4. It later turned out that the insurer had actually calculated the retrenchment benefit in terms of the policy formula incorrectly – instead of R6 699 it should have been R3 967. The insurer did not seek, however, to reclaim the overpayment.

Discussion
5. A provisional ruling was made to the effect that the insurer had paid the correct benefit as set out in the policy and had thus met its obligations. The complainant objected, stating that during the telephone conversation he had not been alerted to the different benefit for retrenchment.

6. The matter was re-allocated and further investigated. It was pointed out to the insurer that the sales agent had at no stage mentioned that the retrenchment benefit was different to the outstanding balance payable on death or disability. Payment of compensation was suggested, in view of the misleading sales conversation. The insurer offered R1 500 in compensation, which the complainant rejected. He also mentioned at this stage that he had never received the policy.

7. A final ruling was subsequently made in which the insurer’s position was upheld. It was pointed out to the complainant that he had been advised by the agent that a policy would be sent to him, and that he could cancel it within 30 days if it was not what he wanted. If he did not receive it, it could reasonably have been expected of him to have followed up and asked the insurer for a copy. The policy explained the retrenchment benefit. We said that the legal remedy (on the misrepresentation) would be to rescind the contract and for the insurer to refund premiums, which would place the complainant, having been paid R6 699, in a worse position than he was in.
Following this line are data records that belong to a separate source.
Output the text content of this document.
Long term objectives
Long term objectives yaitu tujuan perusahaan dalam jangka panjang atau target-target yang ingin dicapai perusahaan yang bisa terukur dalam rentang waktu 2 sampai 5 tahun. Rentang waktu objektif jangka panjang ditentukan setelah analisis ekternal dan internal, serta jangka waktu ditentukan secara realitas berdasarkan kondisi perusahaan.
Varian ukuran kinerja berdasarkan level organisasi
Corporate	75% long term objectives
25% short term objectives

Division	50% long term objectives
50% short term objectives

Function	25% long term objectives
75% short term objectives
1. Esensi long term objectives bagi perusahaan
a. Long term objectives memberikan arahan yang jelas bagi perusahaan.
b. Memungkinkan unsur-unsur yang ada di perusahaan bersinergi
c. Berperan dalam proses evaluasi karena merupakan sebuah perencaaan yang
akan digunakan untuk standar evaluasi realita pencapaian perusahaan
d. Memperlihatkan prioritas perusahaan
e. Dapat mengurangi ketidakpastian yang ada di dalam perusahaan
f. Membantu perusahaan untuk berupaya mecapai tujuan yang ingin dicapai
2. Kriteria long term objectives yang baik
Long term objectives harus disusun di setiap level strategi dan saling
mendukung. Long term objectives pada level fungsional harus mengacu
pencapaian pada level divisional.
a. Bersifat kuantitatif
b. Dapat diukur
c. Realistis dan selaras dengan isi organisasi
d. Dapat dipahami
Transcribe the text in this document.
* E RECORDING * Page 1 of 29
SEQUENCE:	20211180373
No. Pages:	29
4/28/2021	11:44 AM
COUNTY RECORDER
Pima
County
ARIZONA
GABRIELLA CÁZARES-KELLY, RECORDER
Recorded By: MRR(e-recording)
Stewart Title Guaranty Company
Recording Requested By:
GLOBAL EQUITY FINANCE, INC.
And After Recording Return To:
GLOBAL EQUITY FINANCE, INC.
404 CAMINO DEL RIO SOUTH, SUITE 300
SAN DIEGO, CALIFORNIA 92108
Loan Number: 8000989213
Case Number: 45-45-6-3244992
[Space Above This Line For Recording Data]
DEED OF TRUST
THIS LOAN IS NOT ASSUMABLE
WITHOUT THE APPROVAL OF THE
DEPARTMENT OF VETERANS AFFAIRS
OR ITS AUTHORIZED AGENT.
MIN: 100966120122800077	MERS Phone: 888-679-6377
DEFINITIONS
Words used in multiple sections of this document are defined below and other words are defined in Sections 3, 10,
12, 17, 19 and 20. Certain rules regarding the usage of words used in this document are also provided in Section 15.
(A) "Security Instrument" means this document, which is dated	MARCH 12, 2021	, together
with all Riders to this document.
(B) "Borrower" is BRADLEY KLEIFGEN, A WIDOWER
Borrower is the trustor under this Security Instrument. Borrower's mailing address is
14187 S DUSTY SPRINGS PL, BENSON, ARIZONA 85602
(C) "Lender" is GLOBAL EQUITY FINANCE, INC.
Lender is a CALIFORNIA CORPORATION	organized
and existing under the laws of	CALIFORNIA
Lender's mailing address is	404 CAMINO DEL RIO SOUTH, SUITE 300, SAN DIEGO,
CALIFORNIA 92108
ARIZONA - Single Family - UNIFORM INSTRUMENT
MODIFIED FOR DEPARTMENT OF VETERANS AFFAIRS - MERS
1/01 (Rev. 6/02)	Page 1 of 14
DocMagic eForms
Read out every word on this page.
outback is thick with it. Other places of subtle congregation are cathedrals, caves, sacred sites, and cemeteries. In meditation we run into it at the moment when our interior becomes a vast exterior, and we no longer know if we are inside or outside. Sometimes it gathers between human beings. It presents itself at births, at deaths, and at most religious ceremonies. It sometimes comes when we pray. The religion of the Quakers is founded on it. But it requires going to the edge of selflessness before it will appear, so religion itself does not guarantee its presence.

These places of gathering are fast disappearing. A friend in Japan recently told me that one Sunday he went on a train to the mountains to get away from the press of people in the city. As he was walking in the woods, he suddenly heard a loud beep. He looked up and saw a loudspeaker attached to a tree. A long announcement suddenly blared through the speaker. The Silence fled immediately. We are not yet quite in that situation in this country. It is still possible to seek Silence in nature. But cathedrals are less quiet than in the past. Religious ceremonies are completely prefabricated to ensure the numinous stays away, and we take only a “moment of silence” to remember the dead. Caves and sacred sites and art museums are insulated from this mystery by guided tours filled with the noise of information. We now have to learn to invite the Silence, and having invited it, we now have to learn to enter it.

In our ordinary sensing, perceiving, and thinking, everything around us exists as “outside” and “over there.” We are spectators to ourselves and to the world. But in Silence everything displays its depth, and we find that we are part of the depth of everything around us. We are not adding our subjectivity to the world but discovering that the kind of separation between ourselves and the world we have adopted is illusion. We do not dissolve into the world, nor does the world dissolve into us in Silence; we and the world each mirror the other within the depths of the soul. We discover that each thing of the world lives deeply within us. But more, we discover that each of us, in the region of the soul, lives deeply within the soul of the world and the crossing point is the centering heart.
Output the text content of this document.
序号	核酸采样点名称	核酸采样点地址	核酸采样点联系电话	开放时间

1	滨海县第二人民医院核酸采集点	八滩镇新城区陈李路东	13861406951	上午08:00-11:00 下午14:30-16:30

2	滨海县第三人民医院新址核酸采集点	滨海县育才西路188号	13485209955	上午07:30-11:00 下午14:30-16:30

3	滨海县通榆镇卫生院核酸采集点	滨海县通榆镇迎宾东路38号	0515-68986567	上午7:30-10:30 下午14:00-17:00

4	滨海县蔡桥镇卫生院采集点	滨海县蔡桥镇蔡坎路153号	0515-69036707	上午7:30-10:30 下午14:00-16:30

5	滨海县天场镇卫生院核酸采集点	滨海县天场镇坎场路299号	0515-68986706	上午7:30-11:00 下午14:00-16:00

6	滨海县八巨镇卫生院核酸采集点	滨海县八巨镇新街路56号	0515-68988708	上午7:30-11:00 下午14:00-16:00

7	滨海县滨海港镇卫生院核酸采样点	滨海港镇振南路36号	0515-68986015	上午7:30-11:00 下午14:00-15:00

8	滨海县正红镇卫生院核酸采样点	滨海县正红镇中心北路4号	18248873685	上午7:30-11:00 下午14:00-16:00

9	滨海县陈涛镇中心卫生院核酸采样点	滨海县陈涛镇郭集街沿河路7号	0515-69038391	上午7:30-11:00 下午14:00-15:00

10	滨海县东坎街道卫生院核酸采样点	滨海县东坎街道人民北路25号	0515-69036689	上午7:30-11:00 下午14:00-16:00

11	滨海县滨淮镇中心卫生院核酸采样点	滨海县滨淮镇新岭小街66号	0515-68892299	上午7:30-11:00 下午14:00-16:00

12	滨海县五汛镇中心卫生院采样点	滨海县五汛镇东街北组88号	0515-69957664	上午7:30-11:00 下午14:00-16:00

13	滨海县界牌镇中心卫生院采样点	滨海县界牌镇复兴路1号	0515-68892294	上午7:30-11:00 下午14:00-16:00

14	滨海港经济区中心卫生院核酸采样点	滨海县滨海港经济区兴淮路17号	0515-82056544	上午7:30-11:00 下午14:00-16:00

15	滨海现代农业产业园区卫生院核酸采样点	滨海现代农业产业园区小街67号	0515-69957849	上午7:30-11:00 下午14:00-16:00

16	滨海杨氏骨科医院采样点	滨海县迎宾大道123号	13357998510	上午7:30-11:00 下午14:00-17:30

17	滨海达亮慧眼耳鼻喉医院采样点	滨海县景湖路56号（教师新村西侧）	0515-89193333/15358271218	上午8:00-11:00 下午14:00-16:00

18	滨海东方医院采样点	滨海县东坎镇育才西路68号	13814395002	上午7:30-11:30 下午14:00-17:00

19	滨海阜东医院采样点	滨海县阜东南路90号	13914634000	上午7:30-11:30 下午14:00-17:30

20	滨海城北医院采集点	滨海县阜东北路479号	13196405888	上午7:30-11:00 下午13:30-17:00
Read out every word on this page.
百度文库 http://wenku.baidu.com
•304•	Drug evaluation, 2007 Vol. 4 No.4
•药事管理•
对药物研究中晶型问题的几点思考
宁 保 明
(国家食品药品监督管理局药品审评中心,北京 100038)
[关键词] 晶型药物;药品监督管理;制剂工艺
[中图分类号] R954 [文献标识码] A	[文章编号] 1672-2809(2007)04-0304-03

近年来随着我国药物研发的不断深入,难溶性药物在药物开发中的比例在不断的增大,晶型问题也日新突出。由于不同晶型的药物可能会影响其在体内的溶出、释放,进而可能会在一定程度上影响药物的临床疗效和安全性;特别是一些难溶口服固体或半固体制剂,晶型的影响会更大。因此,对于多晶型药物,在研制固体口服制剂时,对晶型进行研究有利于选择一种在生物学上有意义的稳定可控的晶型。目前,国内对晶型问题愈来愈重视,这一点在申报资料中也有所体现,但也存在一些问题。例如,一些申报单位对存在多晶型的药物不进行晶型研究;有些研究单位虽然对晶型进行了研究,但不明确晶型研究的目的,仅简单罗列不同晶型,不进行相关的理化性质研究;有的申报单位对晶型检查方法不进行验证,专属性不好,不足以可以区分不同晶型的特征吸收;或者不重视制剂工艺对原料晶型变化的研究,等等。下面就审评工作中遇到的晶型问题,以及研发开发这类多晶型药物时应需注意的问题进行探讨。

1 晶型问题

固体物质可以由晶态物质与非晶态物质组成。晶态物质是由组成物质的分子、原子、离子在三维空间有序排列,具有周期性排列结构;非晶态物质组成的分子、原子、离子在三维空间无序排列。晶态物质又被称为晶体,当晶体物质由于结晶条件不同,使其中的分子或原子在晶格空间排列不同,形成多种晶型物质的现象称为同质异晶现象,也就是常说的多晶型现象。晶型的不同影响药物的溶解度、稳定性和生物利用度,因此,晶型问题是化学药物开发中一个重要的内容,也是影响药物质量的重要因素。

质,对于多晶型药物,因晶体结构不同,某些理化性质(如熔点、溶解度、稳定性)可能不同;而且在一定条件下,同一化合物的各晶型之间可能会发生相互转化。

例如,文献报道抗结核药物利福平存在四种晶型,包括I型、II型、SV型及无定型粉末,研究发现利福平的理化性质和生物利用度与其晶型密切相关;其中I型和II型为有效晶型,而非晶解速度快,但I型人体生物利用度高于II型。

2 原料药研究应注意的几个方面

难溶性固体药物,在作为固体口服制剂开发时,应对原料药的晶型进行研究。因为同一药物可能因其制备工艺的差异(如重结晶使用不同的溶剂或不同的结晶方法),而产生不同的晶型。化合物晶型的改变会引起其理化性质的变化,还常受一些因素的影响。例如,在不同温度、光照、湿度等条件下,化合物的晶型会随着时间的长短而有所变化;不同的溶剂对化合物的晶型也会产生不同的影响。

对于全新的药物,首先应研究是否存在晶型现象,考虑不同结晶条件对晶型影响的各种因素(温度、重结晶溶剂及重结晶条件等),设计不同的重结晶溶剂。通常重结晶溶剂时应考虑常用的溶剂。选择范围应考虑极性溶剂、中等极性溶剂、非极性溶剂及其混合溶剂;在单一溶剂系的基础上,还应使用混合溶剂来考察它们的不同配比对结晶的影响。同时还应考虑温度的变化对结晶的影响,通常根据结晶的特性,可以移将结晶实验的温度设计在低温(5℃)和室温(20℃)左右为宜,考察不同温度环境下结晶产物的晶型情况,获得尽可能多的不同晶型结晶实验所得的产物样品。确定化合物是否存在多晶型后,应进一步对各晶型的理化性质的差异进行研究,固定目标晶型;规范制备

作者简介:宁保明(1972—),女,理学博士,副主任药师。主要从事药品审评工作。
8. The complainant appealed against the decision. The Appeal Tribunal, a retired judge, allowed the appeal, setting aside the Ombudsman’s final determination and ordering the insurer to pay the full balance of the amount outstanding on the credit card at the date of retrenchment. His reasons were as follows:

“In terms of the written policy there is thus a significant difference between benefits paid out in consequence of death or disability and those resulting from retrenchment. It is therefore clear from the telephone conversation that this material distinction was not explained to the appellant by the agent. In my view it was represented to him that if he was retrenched the full balance then owing on his credit card up to a maximum of R50000 would be covered by the insurance and paid out to him. He therefore in my opinion concluded the contract on the strength of this material representation. Now assuming in favour of the respondent that it had subsequently furnished the appellant with the statutory documentation pertaining to this insurance (as undertaken by the agent during the conversation) that in my view would not have availed it. Having materially misrepresented the situation there rested a heavy burden on it to take steps to draw the appellant’s attention to the correct information because, quite simply, in all the circumstances the appellant would have been entitled to assume that the terms of the written contract of insurance submitted to him accorded substantially with what he had been told. This is a well-known principle of our law of contract – see Shepherd v Farrell’s Estate Agency 1921 TPD 62.

In my opinion, applying principles of equity, which the Ombudsman is enjoined to do in terms of his rules, the appellant is entitled to relief. I consider that it is just and equitable that he be awarded damages which will place him in the position he would have been had the representations in regard to the terms of the contract been true.”

Result
9. The insurer accordingly paid the complainant R10 606, being the difference between the outstanding balance of R17 305 and the R6 699 already paid.